Des centres de récupération spécialisés comme Harbour of Grace se concentrent sur le traitement des agents des forces de l’ordre, des pompiers, des techniciens médicaux d’urgence et des répartiteurs – des personnes qui sont régulièrement confrontées à la violence et à la mort au travail. Au cours des deux dernières années, a déclaré Beyer, le nombre de policiers admis pour un traitement dans son seul établissement a plus que triplé. « Et nous avons toujours jusqu’à 20 policiers en ligne », a-t-il déclaré. D’autres centres de traitement des premiers intervenants ont signalé une augmentation similaire du nombre de patients.

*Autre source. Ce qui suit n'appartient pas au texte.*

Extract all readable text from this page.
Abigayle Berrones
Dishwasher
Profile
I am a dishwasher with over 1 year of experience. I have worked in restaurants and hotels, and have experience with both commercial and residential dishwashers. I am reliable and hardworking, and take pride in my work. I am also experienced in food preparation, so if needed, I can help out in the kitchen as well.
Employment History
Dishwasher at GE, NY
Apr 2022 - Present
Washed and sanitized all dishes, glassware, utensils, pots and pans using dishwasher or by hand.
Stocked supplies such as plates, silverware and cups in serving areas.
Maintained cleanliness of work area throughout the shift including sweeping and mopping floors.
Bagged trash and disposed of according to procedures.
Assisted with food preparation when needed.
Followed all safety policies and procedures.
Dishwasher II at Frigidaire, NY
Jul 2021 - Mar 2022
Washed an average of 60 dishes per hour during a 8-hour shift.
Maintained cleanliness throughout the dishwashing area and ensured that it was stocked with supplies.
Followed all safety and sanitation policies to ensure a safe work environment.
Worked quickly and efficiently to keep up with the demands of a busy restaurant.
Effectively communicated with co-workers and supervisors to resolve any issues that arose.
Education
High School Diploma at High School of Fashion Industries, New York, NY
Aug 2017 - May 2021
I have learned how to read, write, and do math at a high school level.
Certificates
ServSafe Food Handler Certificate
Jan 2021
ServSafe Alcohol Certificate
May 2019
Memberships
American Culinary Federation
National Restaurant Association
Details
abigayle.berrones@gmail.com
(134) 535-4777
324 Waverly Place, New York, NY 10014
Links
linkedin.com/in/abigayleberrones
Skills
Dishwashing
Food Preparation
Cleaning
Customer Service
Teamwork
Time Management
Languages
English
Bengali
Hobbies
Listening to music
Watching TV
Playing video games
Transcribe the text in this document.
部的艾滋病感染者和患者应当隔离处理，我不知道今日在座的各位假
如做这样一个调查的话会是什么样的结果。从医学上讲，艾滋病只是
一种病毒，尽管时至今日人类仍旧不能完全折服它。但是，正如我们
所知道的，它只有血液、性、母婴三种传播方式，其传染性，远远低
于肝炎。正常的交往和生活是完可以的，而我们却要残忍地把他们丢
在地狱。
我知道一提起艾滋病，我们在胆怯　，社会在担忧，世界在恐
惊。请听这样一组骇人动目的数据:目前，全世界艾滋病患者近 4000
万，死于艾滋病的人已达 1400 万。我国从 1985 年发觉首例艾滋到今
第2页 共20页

La colère contre la police et les pratiques policières a augmenté après qu’un officier de Minneapolis a tué George Floyd en 2020, aggravant encore la santé mentale des officiers, a déclaré le Dr Brian Lerner, psychiatre et médecin-chef au Harbour of Grace. « Les officiers se sentent sous-estimés par le public et souvent ne se sentent pas non plus soutenus par leurs agences », a-t-il déclaré.
C’est en partie la raison pour laquelle « nous constatons un taux important d’épuisement professionnel parmi les policiers », a déclaré Jennifer Prohaska, psychologue clinicienne à Kansas City, Kansas, qui se concentre sur l’aide aux forces de l’ordre.
La mauvaise santé mentale de nombreux agents, combinée à un moral bas, a contribué à un exode de la police à travers le pays qui a laissé les départements en sous-effectif et les agents restants surmenés et épuisés. Atlanta, Seattle, Phoenix et Dallas sont particulièrement touchés par la pénurie d’officiers. « Cela crée une énorme pression sur le système », a déclaré Prohaska. « C’est une tempête parfaite. »
Même avant les facteurs de stress les plus récents, les taux d’épuisement professionnel et de dépression ont augmenté chez les premiers intervenants. Les taux de trouble de stress post-traumatique sont cinq fois plus élevés chez les policiers que dans la population civile. Certaines études estiment que jusqu’à 30 % des policiers ont un problème de consommation de substances. La dépendance à l’alcool arrive en tête de liste.
Rien que l’année dernière, 138 agents des forces de l’ordre sont morts par suicide, plus que le nombre de morts dans l’exercice de leurs fonctions, 129, selon le FBI. Un rapport récent de la Ruderman Family Foundation suggère que les suicides de policiers sont souvent sous-estimés en raison de la stigmatisation.
Harbour of Grace possède un petit campus de huit bâtiments en briques d’un étage avec des accents bleu pâle et jaune et ressemble plus à une auberge en bord de mer qu’à un cadre clinique. Le centre peut traiter 47 patients à la fois. Il dispose de sept lits de soins intensifs, principalement pour la désintoxication.
Offre de l’aide pour un large éventail de problèmes de santé mentale, y compris la toxicomanie, les troubles du sommeil, l’anxiété, la dépression, les idées suicidaires et le SSPT.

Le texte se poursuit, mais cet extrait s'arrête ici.